エビアレルギーの予測に、コンポーネント検査は有用か?

エビアレルギーを予測する検査は、現状では十分な精度が担保されているものはない状況です。

■ エビ特異的IgE抗体価は、粗抗原として検査をしても、感度、特異度ともに不十分であることがわかっています(Pascal M, Grishina G, Yang AC, Sánchez-García S, Lin J, Towle D, et al. Molecular Diagnosis of Shrimp Allergy: Efficiency of Several Allergens to Predict Clinical Reactivity. J Allergy Clin Immunol Pract 2015; 3:521-9.e10.)。
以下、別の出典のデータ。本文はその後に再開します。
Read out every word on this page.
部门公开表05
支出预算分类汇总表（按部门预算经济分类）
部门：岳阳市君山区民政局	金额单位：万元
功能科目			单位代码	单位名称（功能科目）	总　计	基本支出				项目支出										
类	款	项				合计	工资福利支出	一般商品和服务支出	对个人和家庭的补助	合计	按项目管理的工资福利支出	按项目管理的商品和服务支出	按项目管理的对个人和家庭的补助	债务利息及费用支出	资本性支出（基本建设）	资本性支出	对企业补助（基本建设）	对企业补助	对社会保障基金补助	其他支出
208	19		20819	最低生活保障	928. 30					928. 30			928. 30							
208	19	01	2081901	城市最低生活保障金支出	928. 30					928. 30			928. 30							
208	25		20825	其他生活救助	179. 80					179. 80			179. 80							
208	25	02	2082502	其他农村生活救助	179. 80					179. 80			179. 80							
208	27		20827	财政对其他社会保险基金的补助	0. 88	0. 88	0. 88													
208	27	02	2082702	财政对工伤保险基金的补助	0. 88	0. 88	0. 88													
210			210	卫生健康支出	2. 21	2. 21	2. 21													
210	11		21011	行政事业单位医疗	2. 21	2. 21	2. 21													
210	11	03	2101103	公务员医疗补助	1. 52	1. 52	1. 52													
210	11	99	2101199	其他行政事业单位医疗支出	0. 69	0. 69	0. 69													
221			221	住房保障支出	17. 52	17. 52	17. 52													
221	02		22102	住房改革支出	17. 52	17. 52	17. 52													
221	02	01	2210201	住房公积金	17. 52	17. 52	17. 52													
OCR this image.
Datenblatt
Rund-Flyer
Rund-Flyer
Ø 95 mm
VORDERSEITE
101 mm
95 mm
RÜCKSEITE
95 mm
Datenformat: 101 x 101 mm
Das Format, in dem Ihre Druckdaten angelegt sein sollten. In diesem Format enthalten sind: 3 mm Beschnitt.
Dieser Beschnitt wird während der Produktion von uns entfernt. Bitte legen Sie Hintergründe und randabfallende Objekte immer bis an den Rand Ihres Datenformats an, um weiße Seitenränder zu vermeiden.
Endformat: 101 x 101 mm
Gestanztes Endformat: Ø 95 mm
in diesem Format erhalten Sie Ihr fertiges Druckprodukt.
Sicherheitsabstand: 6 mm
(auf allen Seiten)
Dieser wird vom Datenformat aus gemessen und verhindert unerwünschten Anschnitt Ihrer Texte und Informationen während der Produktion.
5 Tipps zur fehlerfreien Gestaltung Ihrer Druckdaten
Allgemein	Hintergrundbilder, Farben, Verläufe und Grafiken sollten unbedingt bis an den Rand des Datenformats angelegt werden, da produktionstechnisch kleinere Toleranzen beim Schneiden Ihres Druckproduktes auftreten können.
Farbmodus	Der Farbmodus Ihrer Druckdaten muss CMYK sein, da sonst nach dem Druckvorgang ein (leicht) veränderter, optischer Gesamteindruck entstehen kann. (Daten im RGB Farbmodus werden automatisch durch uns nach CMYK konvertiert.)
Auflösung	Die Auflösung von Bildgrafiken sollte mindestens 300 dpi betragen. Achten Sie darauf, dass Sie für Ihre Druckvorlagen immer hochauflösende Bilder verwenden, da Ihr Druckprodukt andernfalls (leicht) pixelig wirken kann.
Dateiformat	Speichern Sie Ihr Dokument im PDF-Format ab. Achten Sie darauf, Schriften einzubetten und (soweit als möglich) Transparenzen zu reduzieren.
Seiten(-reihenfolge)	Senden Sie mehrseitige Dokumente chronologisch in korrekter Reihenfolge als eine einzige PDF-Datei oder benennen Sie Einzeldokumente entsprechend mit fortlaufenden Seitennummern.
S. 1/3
■ そのため、コンポーネント検査が期待されていますが、過去、Pen a1特異的IgE抗体価が有用とされながらも、有用ではないという結果もありました。

■ さらに検討が必要な状況にありますが、最近、Allergyに香港・タイの2地域での結果が報告されましたので共有します。

 

この論文でわかったことを、ざっくりまとめると?

香港とタイのエビアレルギー患者85人から血清を採取し、エビアレルゲンの感作パターンの診断精度を調査、比較したところ、

 ✅ 香港における主要エビアレルゲンは、トロポニンC(Pen m 6)、グリコーゲンホスホリラーゼ(Pen m 14, 47.1%) 、トロポミオシン(Pen m 1, 41.2%) 、筋形質カルシウム結合蛋白(Pen m 4, 35.3%)であり 、タイ人ではPen m 1(68.8%)、Pen m 6(50.0%) 、脂肪酸結合蛋白(Pen m 13, 37.5% )であることが示された。

 ✅ コンポーネント検査では、曲線下面積がエビ抽出物-IgE検査(0.70-0.75)よりも有意に高かった(0.77-0.96)。